Siamo al cospetto di un esordio di rilievo. Impregnato di una scrittura spesso barocca, convulsa e a tratti ai limiti dell’espressionismo, tesa a rendere l’idea dinamica del disordine mentale sullo sfondo di una realtà scientifica a sua volta in forte mutamento, il romanzo d’esordio della Larousse si struttura instaurando un’omologia tra la concitazione esterna di un siffatto scenario storico fortemente intuibile e quella interna del protagonista, la cui degradazione dal ruolo di medico a quello di paziente è al centro della vicenda.
Il dinamismo stilistico è dato dall’uso abbastanza originale della seconda persona nella narrazione, che conferisce un’idea di movimento perpetuo. Si è in presenza di una scrittura molto visual, che sembra – ancor più che una sceneggiatura – la tratteggiatura trascrittiva di un film; e tale visualismo s’accompagna a una tematica d’antan (e tuttavia sempre attuale), idonea a essere concretizzabile come film in costume, per la precisione sotto forma di thriller scientifico “vintage”.

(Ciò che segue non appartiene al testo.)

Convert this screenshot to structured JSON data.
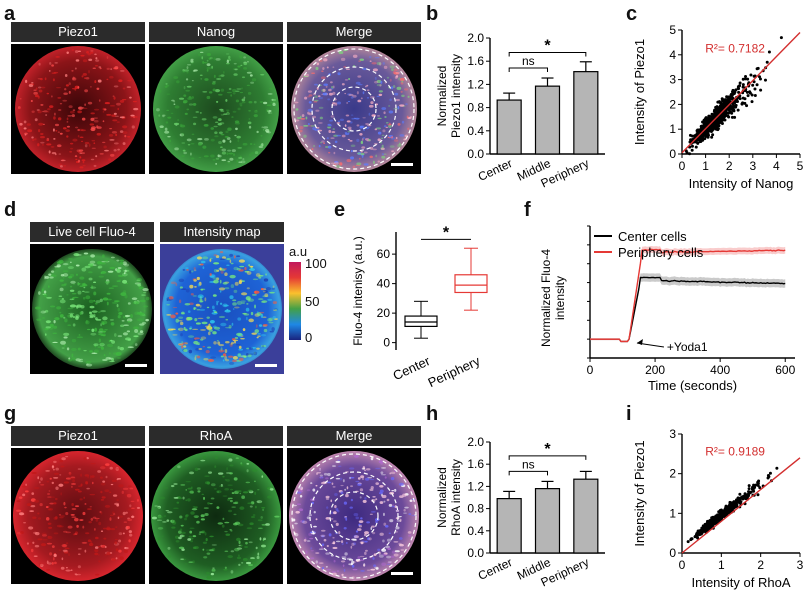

L’andamento narrativo – padroneggiato con una sicurezza per nulla scontata – è dunque cinematico, assecondando i contorni di una confusione temporale e identitaria tanto tipica dei modi espressivi del cinema e delle serie tv odierne: l’incarico di mimetizzare i contorcimenti mentali è veicolato dall’irrequietezza della prosa, mentre l’abbondanza di riferimenti anatomici richiama la ricerca di un nuovo equilibrio tra interiorità e contesto nella rappresentazione letteraria, che a sua volta rievoca i cambiamenti dei paradigmi medici e anatomici in un frangente storico precisato con esattezza cronologica fin dall’inizio.
Agganciandosi a una corrente ben consolidata in letteratura dalla Scapigliatura in poi, assi tematici quali isteria e nevrosi anche in “Rid Dementia” si pongono come fondamenti scientifici della dissoluzione dell’io, elemento notoriamente centrale nell’arte (non solo scrittoria) novecentesca.
A ispessire il risultato finale contribuiscono anche accostamenti di genere, che non escludono lo sfociare dei diffusi richiami fisiologici e sensoriali nello splatter.
In definitiva sottostante all’intero pastiche si struttura una mappatura ideologica che ripropone una delle più dibattute questioni di quella che si potrebbe chiamare socialità sanitaria contemporanea: i confini – o meglio sarebbe dire gli ambiti di pertinenza – tra “normalità” e follia, le cui fluttuazioni implicano una ridefinizione tuttora irrisolta tra ruolo terapeutico e posizionamento patologico, che non ha mancato di ispirare nell’immaginario creativo della nostra epoca un fortunato filone incentrato sull’inversione dei ruoli.
Lié Larousse mette a frutto in queste sue pagine anni di studio in materia, come pure la sperimentazione in vari ambiti creativi: sue poesie e racconti hanno ricevuto l’attenzione di Dacia Maraini e Paolo Di Paolo, e il suo blog www.libroarbitrio.com è studiato in Canada e Stati Uniti. Esperienze che fanno sentire il proprio valore in “Rid Dementia”, consentendo al libro di travalicare gli steccati dell’opera di genere – entro i quali per profilo formale e sensibilità provocate avrebbe potuto essere assegnato – per aspirare a orizzonti e uditori di livello più articolato.